(Update: 12/15/11) As indicated in the text of this post, this attorney chose solo as a side dish but it also served as a plan B should her full-time position change. Well, thanks to the economy and a change in the dynamics of her employment, she is now practicing full-time as a solo. Developing a plan B while working full time really helped with the transition because she had already worked out many of the kinks of solo practice on her own schedule and without financial pressure. This enabled her to flow relatively smoothly into full time practice.)
I have had an ongoing correspondence with a ‘friend’ whom I’ve never met but feel I can call her ‘friend’ because we have been exchanging intimate, thoughtful, and fun conversations on the phone and through e-mail for a few years, and she continues to have an interesting professional trajectory. At one point, while doing document review, she was planning to go solo. During the planning and networking phase a truly fabulous legal job landed in her lap. (Yes, when you start acting like a peer instead of a subordinate, job opportunities surface!)
She took the job which offered opportunity, security, benefits and tremendous flexibility during her work week which dove-tailed very nicely with her life goals. Even with this economic turmoil she was also just promoted.
When we corresponded last week she said she was really itching to practice the kind of law she wanted to practice in addition to her full time job. She saw starting her solo practice as a ‘side dish’, not the main course. This really got me to thinking about how often we tell people to hold onto their jobs until they can go solo as the ‘main dish’ never contemplating people may very well be happy with their current jobs but want to also have a ‘side dish’ practice
There are some who would say you can’t have a solo practice as a side dish and do it effectively. They could be right if they saw the ‘side dish’ solo practice as just a stepping stone to becoming the ‘main course’ solo practice. However, this isn’t her goal. She just wants to take a few select cases when she chooses while maintaining her current job. I say, ‘why not?’
In her particular situation, she is constantly approached about a very niched area of practice having to do with family formation catering to a particular ethnic group and sexual orientation. Couldn’t get nich-ier than that! It is also purely transactional and doesn’t require normal working hours or a court schedule. I personally believe this type of transactional work is best if you’re doing solo as a side dish.

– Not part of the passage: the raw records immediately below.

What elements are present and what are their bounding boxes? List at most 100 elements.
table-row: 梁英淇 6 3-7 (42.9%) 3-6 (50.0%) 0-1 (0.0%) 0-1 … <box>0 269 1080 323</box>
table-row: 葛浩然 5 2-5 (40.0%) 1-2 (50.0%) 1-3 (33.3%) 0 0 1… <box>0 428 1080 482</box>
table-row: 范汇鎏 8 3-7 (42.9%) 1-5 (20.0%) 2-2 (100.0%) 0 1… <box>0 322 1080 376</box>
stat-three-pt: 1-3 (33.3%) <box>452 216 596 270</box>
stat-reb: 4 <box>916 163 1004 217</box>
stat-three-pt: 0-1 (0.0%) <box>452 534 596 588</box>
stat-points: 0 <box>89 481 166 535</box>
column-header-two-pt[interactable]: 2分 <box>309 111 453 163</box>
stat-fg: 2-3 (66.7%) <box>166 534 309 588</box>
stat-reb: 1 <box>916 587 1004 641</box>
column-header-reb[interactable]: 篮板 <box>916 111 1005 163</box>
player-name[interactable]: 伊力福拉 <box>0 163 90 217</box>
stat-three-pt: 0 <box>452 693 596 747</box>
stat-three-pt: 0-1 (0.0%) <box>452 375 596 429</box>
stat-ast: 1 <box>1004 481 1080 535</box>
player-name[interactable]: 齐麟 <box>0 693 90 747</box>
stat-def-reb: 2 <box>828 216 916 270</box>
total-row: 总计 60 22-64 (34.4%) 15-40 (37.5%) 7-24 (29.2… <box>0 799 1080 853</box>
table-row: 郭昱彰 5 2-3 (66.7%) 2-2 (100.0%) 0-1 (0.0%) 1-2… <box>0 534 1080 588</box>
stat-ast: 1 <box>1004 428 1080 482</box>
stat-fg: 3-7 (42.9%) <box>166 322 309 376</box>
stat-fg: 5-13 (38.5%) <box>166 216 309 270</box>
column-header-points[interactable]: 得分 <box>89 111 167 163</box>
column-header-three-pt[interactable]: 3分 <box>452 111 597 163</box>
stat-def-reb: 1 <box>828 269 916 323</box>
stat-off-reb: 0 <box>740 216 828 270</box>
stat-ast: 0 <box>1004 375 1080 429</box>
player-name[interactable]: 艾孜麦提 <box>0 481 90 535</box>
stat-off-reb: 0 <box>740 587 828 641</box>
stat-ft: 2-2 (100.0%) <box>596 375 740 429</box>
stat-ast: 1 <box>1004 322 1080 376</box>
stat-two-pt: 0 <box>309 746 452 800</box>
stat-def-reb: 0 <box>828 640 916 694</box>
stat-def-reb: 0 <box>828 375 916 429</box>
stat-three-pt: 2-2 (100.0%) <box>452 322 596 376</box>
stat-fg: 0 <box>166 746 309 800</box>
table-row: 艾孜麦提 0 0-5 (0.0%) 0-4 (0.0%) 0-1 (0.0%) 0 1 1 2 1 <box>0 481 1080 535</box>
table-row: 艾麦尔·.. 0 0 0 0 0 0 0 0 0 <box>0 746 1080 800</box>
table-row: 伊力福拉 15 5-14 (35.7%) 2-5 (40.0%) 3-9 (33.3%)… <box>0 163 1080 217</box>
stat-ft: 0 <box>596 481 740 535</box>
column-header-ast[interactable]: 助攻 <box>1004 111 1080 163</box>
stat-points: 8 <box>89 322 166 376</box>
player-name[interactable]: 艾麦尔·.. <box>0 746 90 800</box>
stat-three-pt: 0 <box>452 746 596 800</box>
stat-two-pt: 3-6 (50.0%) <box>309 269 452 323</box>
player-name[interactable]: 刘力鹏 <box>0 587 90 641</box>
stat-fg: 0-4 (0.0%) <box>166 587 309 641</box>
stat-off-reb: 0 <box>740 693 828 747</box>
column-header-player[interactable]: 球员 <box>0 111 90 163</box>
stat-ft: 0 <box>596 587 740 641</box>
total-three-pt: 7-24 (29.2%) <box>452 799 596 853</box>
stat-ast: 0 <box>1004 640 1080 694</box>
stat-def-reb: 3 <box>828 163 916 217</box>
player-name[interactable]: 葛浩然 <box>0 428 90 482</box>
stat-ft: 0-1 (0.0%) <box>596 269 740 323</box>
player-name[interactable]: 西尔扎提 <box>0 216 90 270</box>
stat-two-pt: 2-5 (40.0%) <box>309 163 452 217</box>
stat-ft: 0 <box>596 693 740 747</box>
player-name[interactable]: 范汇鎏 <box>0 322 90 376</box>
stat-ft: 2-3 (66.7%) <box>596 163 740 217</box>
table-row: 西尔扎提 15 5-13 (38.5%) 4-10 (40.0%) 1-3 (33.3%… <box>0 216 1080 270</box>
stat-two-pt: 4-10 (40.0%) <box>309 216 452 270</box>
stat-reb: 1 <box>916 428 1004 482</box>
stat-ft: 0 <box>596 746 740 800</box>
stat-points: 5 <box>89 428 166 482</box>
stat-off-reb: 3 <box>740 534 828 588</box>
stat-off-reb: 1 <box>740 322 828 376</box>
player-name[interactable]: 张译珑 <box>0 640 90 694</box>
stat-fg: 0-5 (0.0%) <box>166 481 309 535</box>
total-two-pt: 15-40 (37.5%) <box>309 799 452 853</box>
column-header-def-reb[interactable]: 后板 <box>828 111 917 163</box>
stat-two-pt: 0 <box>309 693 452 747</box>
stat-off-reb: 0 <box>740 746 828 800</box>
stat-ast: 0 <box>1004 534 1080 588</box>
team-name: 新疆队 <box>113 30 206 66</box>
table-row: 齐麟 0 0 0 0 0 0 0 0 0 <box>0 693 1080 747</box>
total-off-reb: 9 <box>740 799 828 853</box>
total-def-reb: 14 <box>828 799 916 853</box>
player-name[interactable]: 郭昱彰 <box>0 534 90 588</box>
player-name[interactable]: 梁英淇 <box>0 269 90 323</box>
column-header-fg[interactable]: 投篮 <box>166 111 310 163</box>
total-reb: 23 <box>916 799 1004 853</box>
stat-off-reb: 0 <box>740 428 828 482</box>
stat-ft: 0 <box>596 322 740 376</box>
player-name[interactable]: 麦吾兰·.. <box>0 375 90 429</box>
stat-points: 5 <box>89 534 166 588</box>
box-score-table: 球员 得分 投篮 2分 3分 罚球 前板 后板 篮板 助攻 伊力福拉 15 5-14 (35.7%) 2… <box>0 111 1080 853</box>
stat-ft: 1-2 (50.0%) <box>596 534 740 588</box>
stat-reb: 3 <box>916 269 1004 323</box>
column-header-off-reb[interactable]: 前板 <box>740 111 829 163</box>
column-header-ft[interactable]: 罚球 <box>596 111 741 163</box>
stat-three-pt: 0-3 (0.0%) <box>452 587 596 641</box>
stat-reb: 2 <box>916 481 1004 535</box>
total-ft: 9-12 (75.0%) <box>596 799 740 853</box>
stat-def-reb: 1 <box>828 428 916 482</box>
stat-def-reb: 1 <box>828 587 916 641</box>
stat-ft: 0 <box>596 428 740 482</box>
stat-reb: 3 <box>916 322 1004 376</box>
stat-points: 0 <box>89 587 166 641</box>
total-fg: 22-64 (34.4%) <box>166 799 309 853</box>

The nice thing about this approach is she will have a built in Plan B should her job somehow evaporate. But her goal isn’t to build her practice into a full time operation. Her goal is simply to have a solo practice in addition to her current full time job and on her terms representing just the people she wants to represent. There are no external pressures other than her desire to have a client base of her choosing in an area of law she is drawn to and will enjoy.
What is Success?
This also begs the question ‘what is success?’ I am often asked what success is when it comes to practicing law as a solo. So many equate it with something measurable and inevitably this is money. Fair enough. If the goal is to build a sustainable business which pays the bills and allows for comforts in you life, you’re in the majority of those who go solo. Others say satisfaction in servicing clients. Yet others say it is a combination of the two. No one is wrong or right. It’s how they define success.
This example of solo as a side dish is interesting in terms of measuring success because in this particular instance, she is practicing law - just not the type of law that gives her the greatest satisfaction. It pays the bills well and gives her flexibility to try out doing the law she really wants to do. Will her solo practice net her $100,000 a year in legal fees? Not the way she wants to do it. At least I don’t think so. But that’s also not her goal. Her goal is to provide legal services to a defined audience on her terms while keeping her full time job. So, will she be a ‘successful’ solo practitioner?
What do you think? Do you have a full time job but would like to have a solo practice as a ‘side dish’. Do you already practice ‘solo as a side dish?’